3年ぶりに通常開催された若草山焼き=28日夜、奈良市(午後6時20分から午後7時19分までに撮影した写真26枚を比較明合成、恵守乾撮影)
3年ぶりに通常開催された若草山焼き=28日夜、奈良市(午後6時20分から午後7時19分までに撮影した写真26枚を比較明合成、恵守乾撮影)

奈良市の若草山で28日、冬の恒例行事「若草山焼き」が開催された。直前までの雪の影響で例年通りには燃え広がらなかったが、所々で立ち上る炎が古都の夜空を照らした。昨年までは新型コロナウイルス禍で山周辺の観覧者制限などがあり、今年は3年ぶりの通常開催となった。

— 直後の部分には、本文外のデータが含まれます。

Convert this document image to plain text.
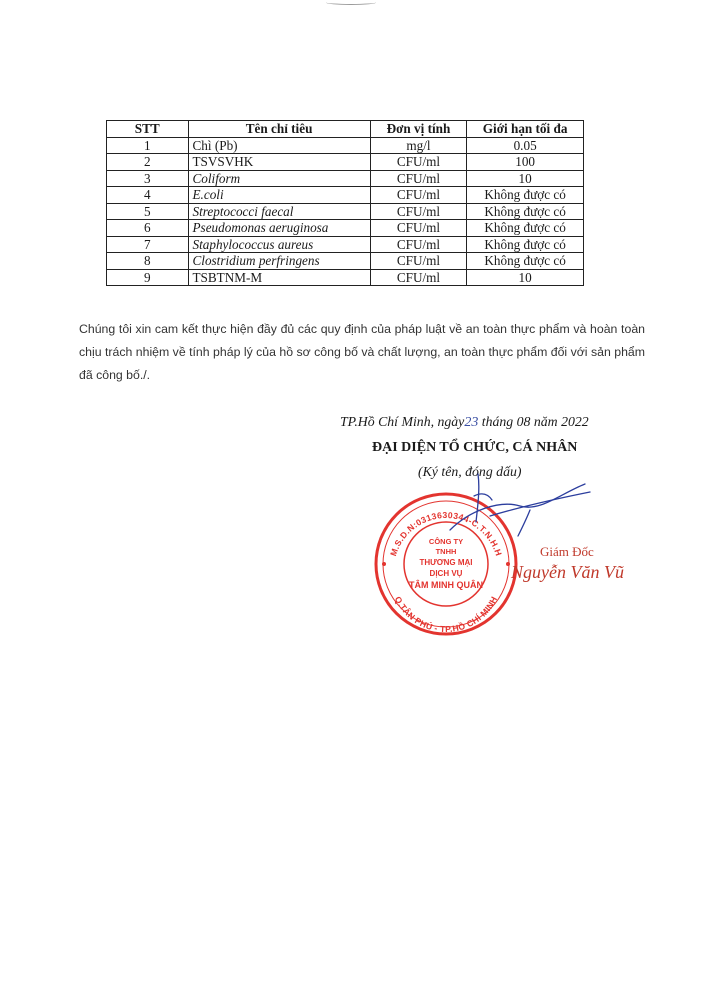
STT	Tên chỉ tiêu	Đơn vị tính	Giới hạn tối đa
1	Chì (Pb)	mg/l	0.05
2	TSVSVHK	CFU/ml	100
3	Coliform	CFU/ml	10
4	E.coli	CFU/ml	Không được có
5	Streptococci faecal	CFU/ml	Không được có
6	Pseudomonas aeruginosa	CFU/ml	Không được có
7	Staphylococcus aureus	CFU/ml	Không được có
8	Clostridium perfringens	CFU/ml	Không được có
9	TSBTNM-M	CFU/ml	10
Chúng tôi xin cam kết thực hiện đầy đủ các quy định của pháp luật về an toàn thực phẩm và hoàn toàn chịu trách nhiệm về tính pháp lý của hồ sơ công bố và chất lượng, an toàn thực phẩm đối với sản phẩm đã công bố./.
TP.Hồ Chí Minh, ngày23 tháng 08 năm 2022
ĐẠI DIỆN TỔ CHỨC, CÁ NHÂN
(Ký tên, đóng dấu)
M.S.D.N:0313630344-C.T.N.H.H
Q.TÂN PHÚ - TP.HỒ CHÍ MINH
CÔNG TY
TNHH
THƯƠNG MẠI
DỊCH VỤ
TÂM MINH QUÂN
Giám Đốc
Nguyễn Văn Vũ
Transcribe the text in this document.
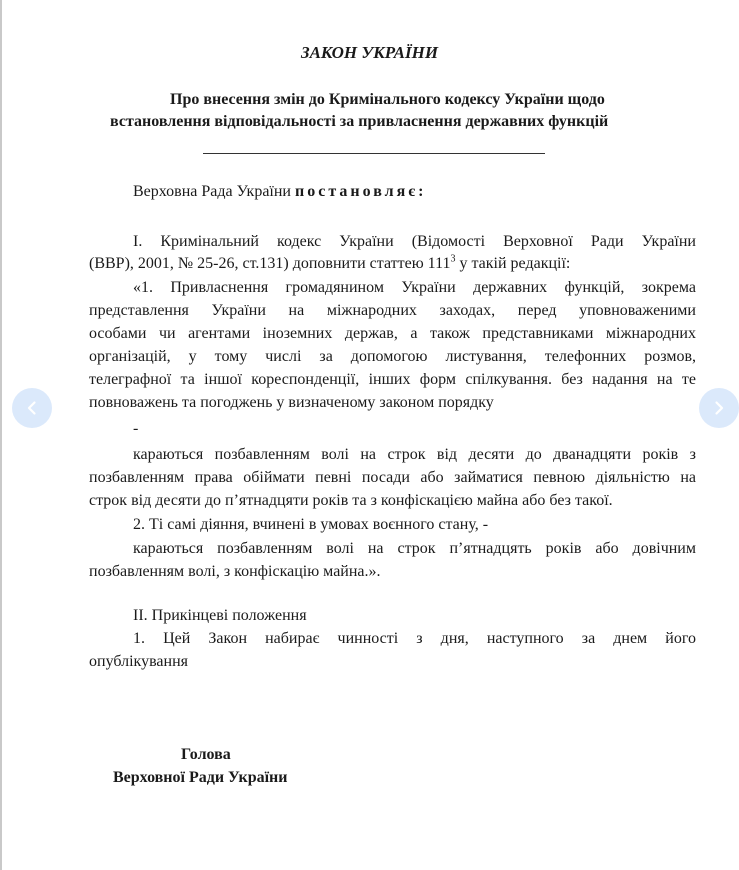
ЗАКОН УКРАЇНИ
Про внесення змін до Кримінального кодексу України щодо
встановлення відповідальності за привласнення державних функцій
Верховна Рада України постановляє:
І. Кримінальний кодекс України (Відомості Верховної Ради України
(ВВР), 2001, № 25-26, ст.131) доповнити статтею $111^3$ у такій редакції:
«1. Привласнення громадянином України державних функцій, зокрема
представлення України на міжнародних заходах, перед уповноваженими
особами чи агентами іноземних держав, а також представниками міжнародних
організацій, у тому числі за допомогою листування, телефонних розмов,
телеграфної та іншої кореспонденції, інших форм спілкування. без надання на те
повноважень та погоджень у визначеному законом порядку
-
караються позбавленням волі на строк від десяти до дванадцяти років з
позбавленням права обіймати певні посади або займатися певною діяльністю на
строк від десяти до п’ятнадцяти років та з конфіскацією майна або без такої.
2. Ті самі діяння, вчинені в умовах воєнного стану, -
караються позбавленням волі на строк п’ятнадцять років або довічним
позбавленням волі, з конфіскацію майна.».
ІІ. Прикінцеві положення
1. Цей Закон набирає чинності з дня, наступного за днем його
опублікування
Голова
Верховної Ради України
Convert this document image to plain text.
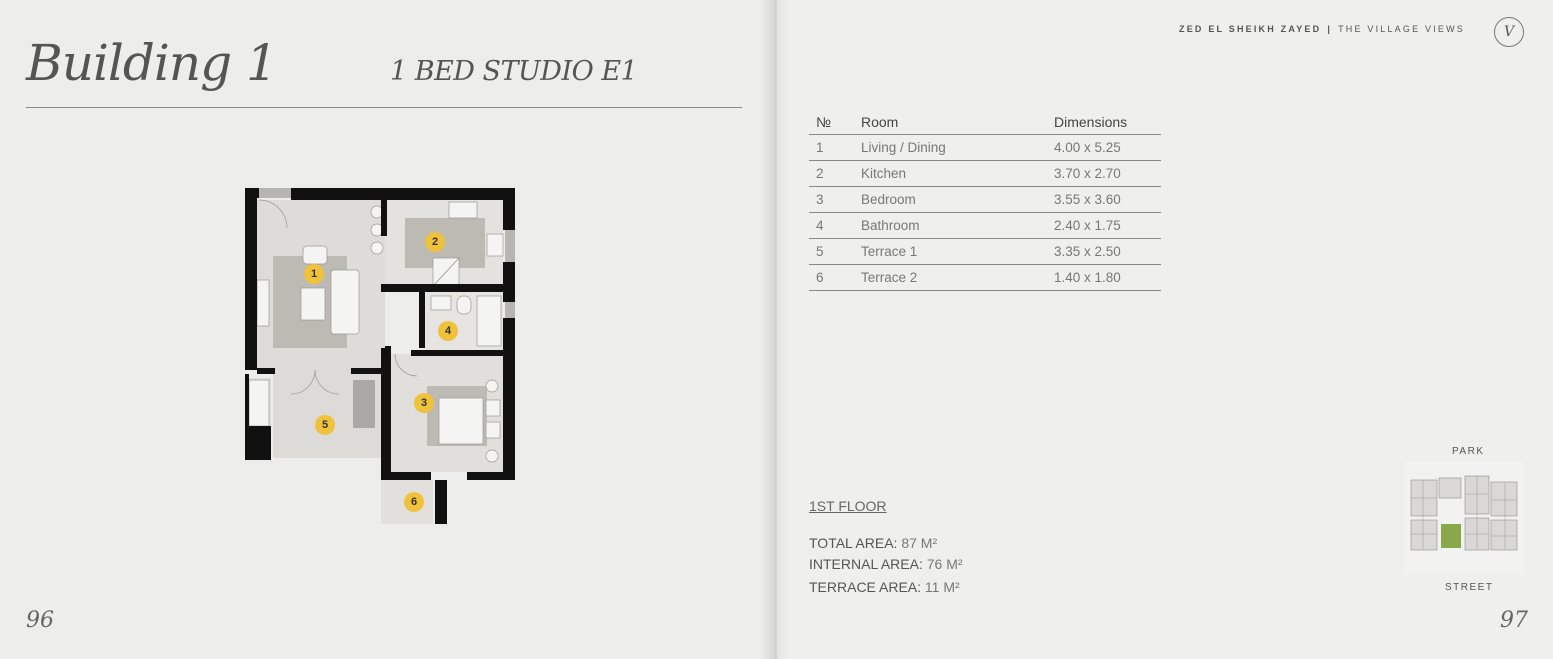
Building 1	1 BED STUDIO E1
1
2
3
4
5
6
96
ZED EL SHEIKH ZAYED | THE VILLAGE VIEWS	V
№	Room	Dimensions
1	Living / Dining	4.00 x 5.25
2	Kitchen	3.70 x 2.70
3	Bedroom	3.55 x 3.60
4	Bathroom	2.40 x 1.75
5	Terrace 1	3.35 x 2.50
6	Terrace 2	1.40 x 1.80
1ST FLOOR
TOTAL AREA: 87 M²
INTERNAL AREA: 76 M²
TERRACE AREA: 11 M²
PARK
STREET
97
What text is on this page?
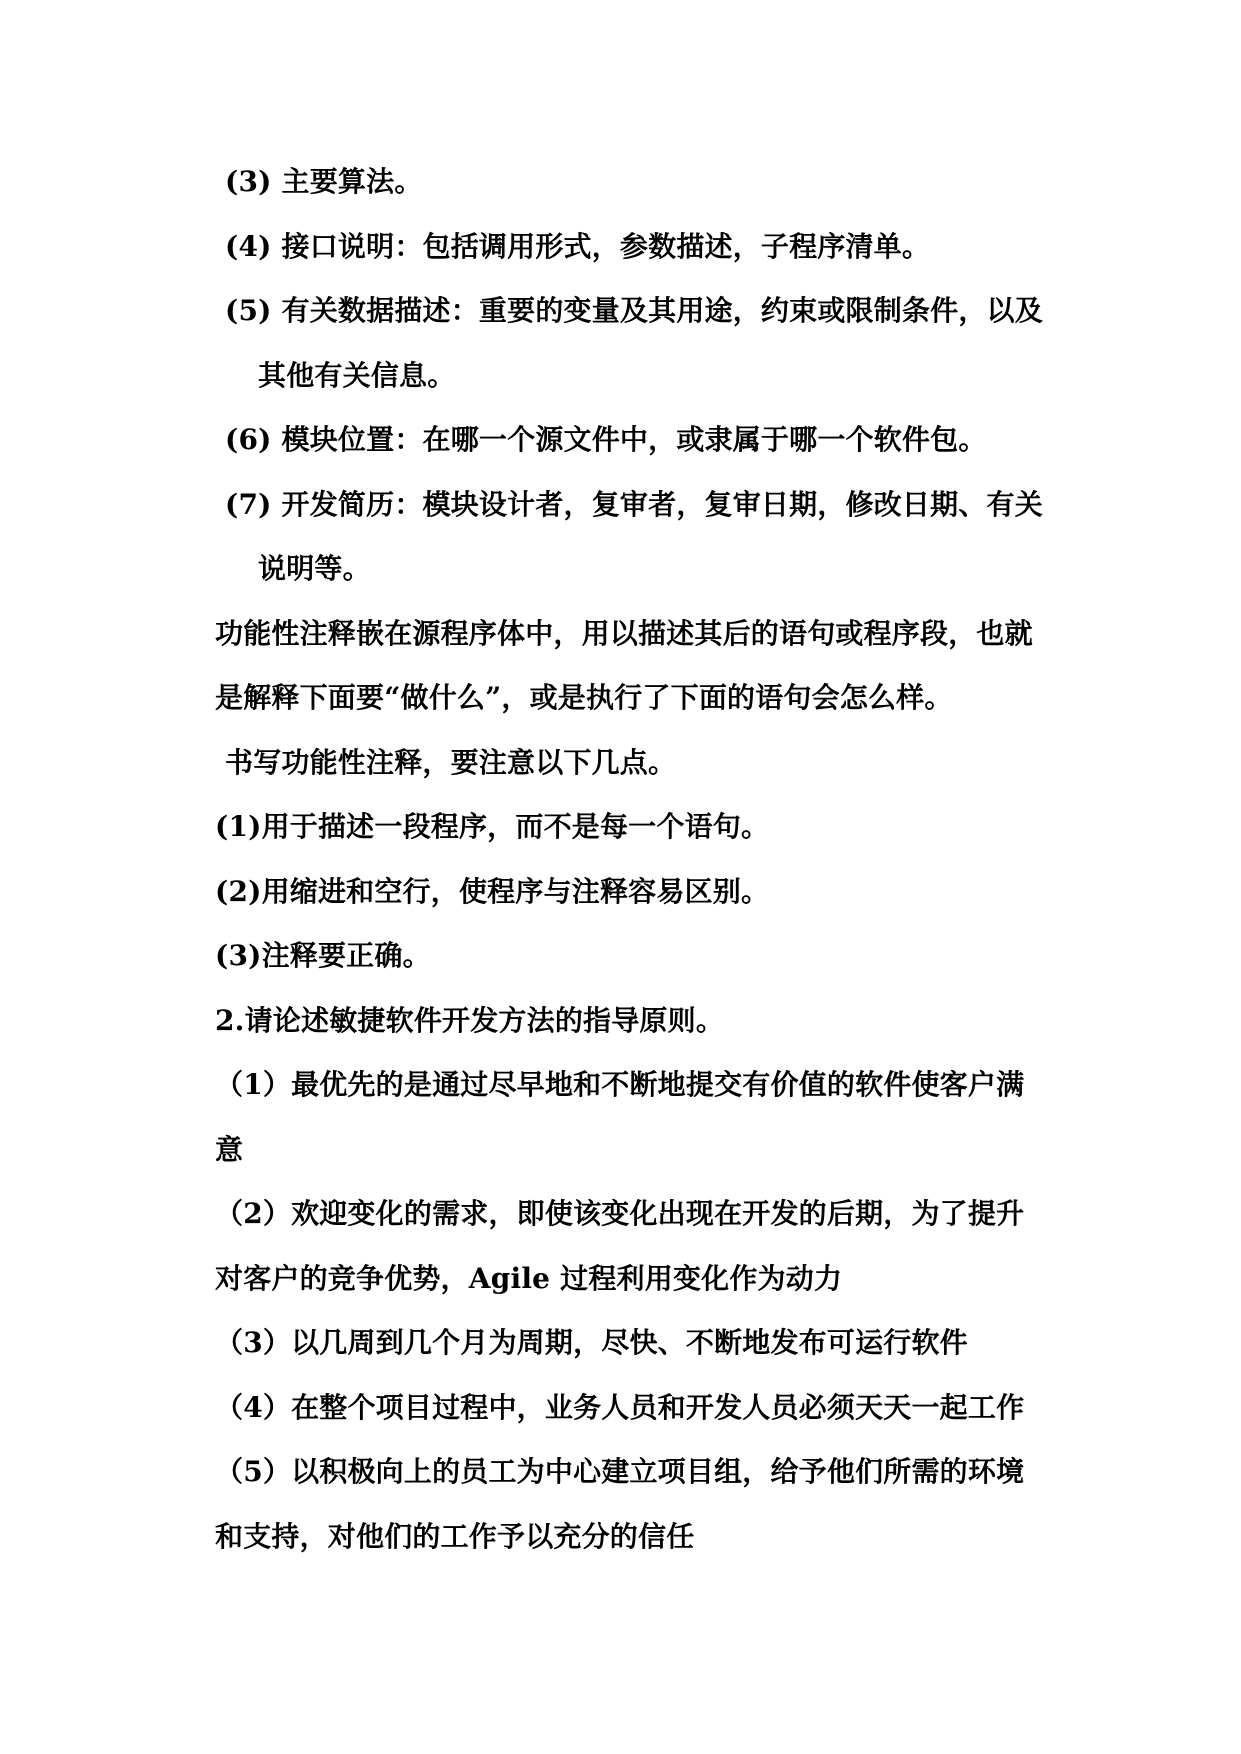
(3) 主要算法。
(4) 接口说明：包括调用形式，参数描述，子程序清单。
(5) 有关数据描述：重要的变量及其用途，约束或限制条件，以及
其他有关信息。
(6) 模块位置：在哪一个源文件中，或隶属于哪一个软件包。
(7) 开发简历：模块设计者，复审者，复审日期，修改日期、有关
说明等。
功能性注释嵌在源程序体中，用以描述其后的语句或程序段，也就
是解释下面要“做什么”，或是执行了下面的语句会怎么样。
书写功能性注释，要注意以下几点。
(1)用于描述一段程序，而不是每一个语句。
(2)用缩进和空行，使程序与注释容易区别。
(3)注释要正确。
2.请论述敏捷软件开发方法的指导原则。
（1）最优先的是通过尽早地和不断地提交有价值的软件使客户满
意
（2）欢迎变化的需求，即使该变化出现在开发的后期，为了提升
对客户的竞争优势，Agile 过程利用变化作为动力
（3）以几周到几个月为周期，尽快、不断地发布可运行软件
（4）在整个项目过程中，业务人员和开发人员必须天天一起工作
（5）以积极向上的员工为中心建立项目组，给予他们所需的环境
和支持，对他们的工作予以充分的信任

山焼きに先立ち約600発の花火が打ち上げられた。ほら貝とラッパの合図で消防団員約300人が山肌に一斉に点火した。京都府精華町から訪れた会社員、高島智子さん(59)は「数年ぶりに多くの人と一緒に山焼きを見ることができて良かった」と話した。

市街地のほど近くにある若草山は、標高342メートル。山焼きは明治33年から続く伝統行事で、山頂付近にある鶯塚古墳の被葬者の霊魂を鎮めるため山に火を付けたのが始まりとの説がある。現在は防火や世界平和などの願いが込められている。